Here are 5 Reasons why cybersecurity is a “must-have” rather than a “nice-to-have” in today’s economic uncertainty.
1. Cyber crime is on the rise
Cybercrime is at an all-time high. According to the FBI’s Internet Crime Report 2021, a record 847,376 complaints of cyber-crime were reported to the FBI by the public, a 7 percent increase from 2020. Attackers know no national borders. Criminals, victims and technical infrastructure span multiple jurisdictions, bringing many challenges to investigations and prosecutions.
Attacks come in the form of denial of service (DoS) attacks, viruses, malware, spyware, or merely because of a phishing email link that an employee unintentionally clicked. When ignored or not prevented, cyber threats result in service or business discontinuity, data loss, system or application unavailability, blackouts, system failure, and network disruption.
2. Cybersecurity non-compliance can negatively impact your business
If customer data becomes exposed, its owners could have the full legal right to pursue compensation in court. This is a serious vulnerability that cybercriminals are constantly trying to exploit. However, no data protection regulation anywhere in the world expects your business to have a 100 percent perfect plan for fighting cybersecurity threats. However, your business is definitely expected to install all the necessary checks and balances that make up a resilient defense.
Should your business ever undergo a security breach and you fail to produce satisfactory evidence about undertaking preventive data security measures, you could find yourself in serious trouble. Two of the most common consequences you could face would be your cyber insurance provider’s refusal to pay for damages and a regulatory body initiating punitive action against your business.
3. Cybersecurity as a competitive advantage
Cybersecurity directly impacts business outcomes. From protecting your data and assets to ensuring operational compliance, and guarding against attacks, a strong security posture helps the enterprise to be perceived as more trustworthy and thus gain a competitive advantage.
Entrepreneurs, first and foremost, are concerned with the company’s growth and its profits. If you treat cybersecurity as an abstract entity, you risk losing the trust and support of customers.
4. Neglecting cybersecurity will cost more in the long run
Ignoring simple tasks such as installing cyber protection and educating employees on cybersecurity awareness can cost you more in the long run. With the economic downturn affecting all businesses, attackers are even more desperate to perpetuate their crimes. They are more motivated to steal from legitimate businesses which means they will work non-stop in looking for vulnerabilities in your products and networks.

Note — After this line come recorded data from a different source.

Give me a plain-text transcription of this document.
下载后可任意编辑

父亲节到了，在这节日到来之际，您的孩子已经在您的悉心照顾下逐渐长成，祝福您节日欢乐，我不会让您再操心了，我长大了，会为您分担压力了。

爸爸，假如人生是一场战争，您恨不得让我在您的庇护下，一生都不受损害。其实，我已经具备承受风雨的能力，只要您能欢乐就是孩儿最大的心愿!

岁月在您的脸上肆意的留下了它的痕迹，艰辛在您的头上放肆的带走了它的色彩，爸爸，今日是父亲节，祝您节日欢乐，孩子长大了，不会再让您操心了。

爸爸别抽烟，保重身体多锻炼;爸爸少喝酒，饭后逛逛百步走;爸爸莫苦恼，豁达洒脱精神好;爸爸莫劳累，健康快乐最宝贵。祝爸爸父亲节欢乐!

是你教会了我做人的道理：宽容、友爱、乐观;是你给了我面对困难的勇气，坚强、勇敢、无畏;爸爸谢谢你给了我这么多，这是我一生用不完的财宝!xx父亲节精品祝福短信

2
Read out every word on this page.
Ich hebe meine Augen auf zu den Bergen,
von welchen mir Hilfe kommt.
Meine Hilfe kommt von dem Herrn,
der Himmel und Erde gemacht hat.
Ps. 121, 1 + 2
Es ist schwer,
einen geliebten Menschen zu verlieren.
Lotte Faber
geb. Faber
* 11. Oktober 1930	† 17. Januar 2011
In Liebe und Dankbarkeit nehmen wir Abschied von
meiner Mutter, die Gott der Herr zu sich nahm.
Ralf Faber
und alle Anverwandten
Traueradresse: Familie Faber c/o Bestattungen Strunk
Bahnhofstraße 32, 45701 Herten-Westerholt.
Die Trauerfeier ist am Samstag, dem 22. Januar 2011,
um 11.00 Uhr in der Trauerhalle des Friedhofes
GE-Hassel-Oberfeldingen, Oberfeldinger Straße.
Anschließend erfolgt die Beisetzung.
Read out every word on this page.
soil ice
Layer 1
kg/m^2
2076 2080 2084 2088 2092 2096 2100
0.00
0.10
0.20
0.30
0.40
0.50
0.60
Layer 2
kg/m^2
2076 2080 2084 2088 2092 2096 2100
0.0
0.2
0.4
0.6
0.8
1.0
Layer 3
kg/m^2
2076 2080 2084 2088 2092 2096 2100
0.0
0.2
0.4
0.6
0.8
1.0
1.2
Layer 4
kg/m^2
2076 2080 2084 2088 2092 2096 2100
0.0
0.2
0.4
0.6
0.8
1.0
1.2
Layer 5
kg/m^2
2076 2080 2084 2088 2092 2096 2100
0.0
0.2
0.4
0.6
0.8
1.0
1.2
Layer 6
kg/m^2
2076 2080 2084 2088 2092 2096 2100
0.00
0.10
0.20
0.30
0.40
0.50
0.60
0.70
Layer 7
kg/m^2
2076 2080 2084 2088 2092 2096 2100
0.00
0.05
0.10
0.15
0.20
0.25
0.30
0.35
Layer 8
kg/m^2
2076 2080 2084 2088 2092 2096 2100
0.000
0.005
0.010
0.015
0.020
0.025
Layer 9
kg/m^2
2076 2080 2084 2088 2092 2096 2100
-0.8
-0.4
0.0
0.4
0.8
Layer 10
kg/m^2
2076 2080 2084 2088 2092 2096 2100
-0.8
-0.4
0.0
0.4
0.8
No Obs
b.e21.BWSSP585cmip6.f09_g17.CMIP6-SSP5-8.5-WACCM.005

Now more than ever, criminals are ramping up their malicious attacks on your employees by tricking them into granting access to internal data using social engineering techniques. These techniques and technologies become more sophisticated year by year—emphasizing the importance of consistent cybersecurity updates.
5. Cost-cutting on cybersecurity is simply not worth the risk
According to IBM Security’s 2022 Cost of a Data Breach report, a cyber attack could cost a company an average of $9.44 million. This accounts for financial damage from theft of information, disruption of functions, ransomware demands, destruction of hardware and software, and corruption of data. The cost does not factor missed opportunities and reputational damage to the company’s brand, one of its greatest assets, from the loss of customer trust that can occur with cyber incidents.
How to stay protected when funds are running low
There are several ways to achieve a stronger security posture, even with limited resources. Here are a few ideas to start:
- Benchmark your current level of security against the five core principles of the NIST Cybersecurity Framework. These principles are: Identify, Protect, Detect, Respond & Recover. You can’t address deficiencies you aren’t aware of.
- Enable multi-factor authentication (MFA) wherever possible within the organization.
- Consider implementing zero trust network architecture (ZTNA) to harden networks and reduce cyber risk.
- Consider a Managed Security Operations Center subscription (SOC). This where security issues are dealt with on an organizational and technical level. It will normally comprise a team of skilled cybersecurity experts who develop and implement such security policies and use the necessary technology to monitor and respond to identified network threats. The SOC is composed of the three building blocks of people, processes and technology that go hand in hand to manage and enhance the organization’s security posture.
- Finally, governance and compliance provide a framework for tying these building blocks together.